Endlich kümmert man sich um uns. Es war an der Zeit, ruft Oksana aus, eine etwas angeheiterte Frau in den Dreissigern.
Nochlechka beachtet uns endlich, uns obdachlose und papierlose Frauen, verkündet sie feierlich.
Oksana steht an der Haltestelle des Nachtbusses und schwenkt ein soeben verteiltes Büchlein in der Luft: eine Zusammenstellung von Informationen, die sich an Frauen richtet, die auf der Strasse leben bzw. überleben.
Es war Zeit
Daria Baibakova, die Leiterin von Nochlechka Moskau, betont, wie wichtig es ist, sich speziell um die Frauen zu kümmern.
Während allzu langer Zeit haben unsere Aktionen keinen Unterschied zwischen den Geschlechtern gemacht.
Vielleicht lag das daran, dass Obdachlosigkeit Frauen weniger betrifft als Männer (20%). Und vor allem sind Frauen diskreter und weniger sichtbar.
Aber trotz allem. Es gab keinen Grund dafür.

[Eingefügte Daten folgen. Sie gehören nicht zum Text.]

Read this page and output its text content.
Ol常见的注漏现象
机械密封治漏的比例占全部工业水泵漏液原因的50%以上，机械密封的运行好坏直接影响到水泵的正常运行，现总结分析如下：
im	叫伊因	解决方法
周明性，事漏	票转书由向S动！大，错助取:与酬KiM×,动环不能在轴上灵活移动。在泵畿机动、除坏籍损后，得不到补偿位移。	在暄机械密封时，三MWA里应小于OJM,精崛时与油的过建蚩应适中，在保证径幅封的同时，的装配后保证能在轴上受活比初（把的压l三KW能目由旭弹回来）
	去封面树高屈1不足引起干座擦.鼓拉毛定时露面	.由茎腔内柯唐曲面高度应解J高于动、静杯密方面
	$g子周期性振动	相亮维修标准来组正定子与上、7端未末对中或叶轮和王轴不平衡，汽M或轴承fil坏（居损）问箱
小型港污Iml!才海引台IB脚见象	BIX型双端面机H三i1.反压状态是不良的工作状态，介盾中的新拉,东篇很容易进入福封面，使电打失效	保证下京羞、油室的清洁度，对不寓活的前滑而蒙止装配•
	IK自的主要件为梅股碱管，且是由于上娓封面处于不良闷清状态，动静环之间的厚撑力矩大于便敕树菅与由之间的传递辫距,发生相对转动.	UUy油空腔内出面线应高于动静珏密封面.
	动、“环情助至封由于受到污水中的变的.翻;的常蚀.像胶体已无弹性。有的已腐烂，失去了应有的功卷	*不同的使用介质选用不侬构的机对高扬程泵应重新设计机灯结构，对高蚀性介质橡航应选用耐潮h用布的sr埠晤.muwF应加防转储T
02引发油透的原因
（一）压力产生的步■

Nochlechka hat endlich beschlossen, wirklich für die Frauen zu sorgen, und zwar in Moskau und in Sankt Petersburg. Die Verteilaktion von Büstenhaltern, die wir vor kurzem durchgeführt haben, und heute diese Broschüre gehen in diese Richtung, sagt Daria Baibakova.
Ein unentbehrliches Werkzeug
Die neue Broschüre zeigt den Frauen, wo sich die Haltestellen des Nachtbusses befinden, sie informiert auch über die Möglichkeiten, unsere Spezialistinnen zu treffen, eine Sozialarbeiterin, eine Psychologin oder eine Anwältin.
Sie weist darauf hin, dass wir einen Raum haben, wo wir Frauen empfangen können, wo wir Präservative, Schwangerschaftstests, Binden, Unterwäsche und Kleider verteilen.
Sie gibt den Frauen auch Auskunft darüber, dass wir ihnen helfen wollen bei einer Schwangerschaft, bei Misshandlungen oder wenn sie sich entscheiden, aus der Prostitution auszusteigen, sagt Daria weiter.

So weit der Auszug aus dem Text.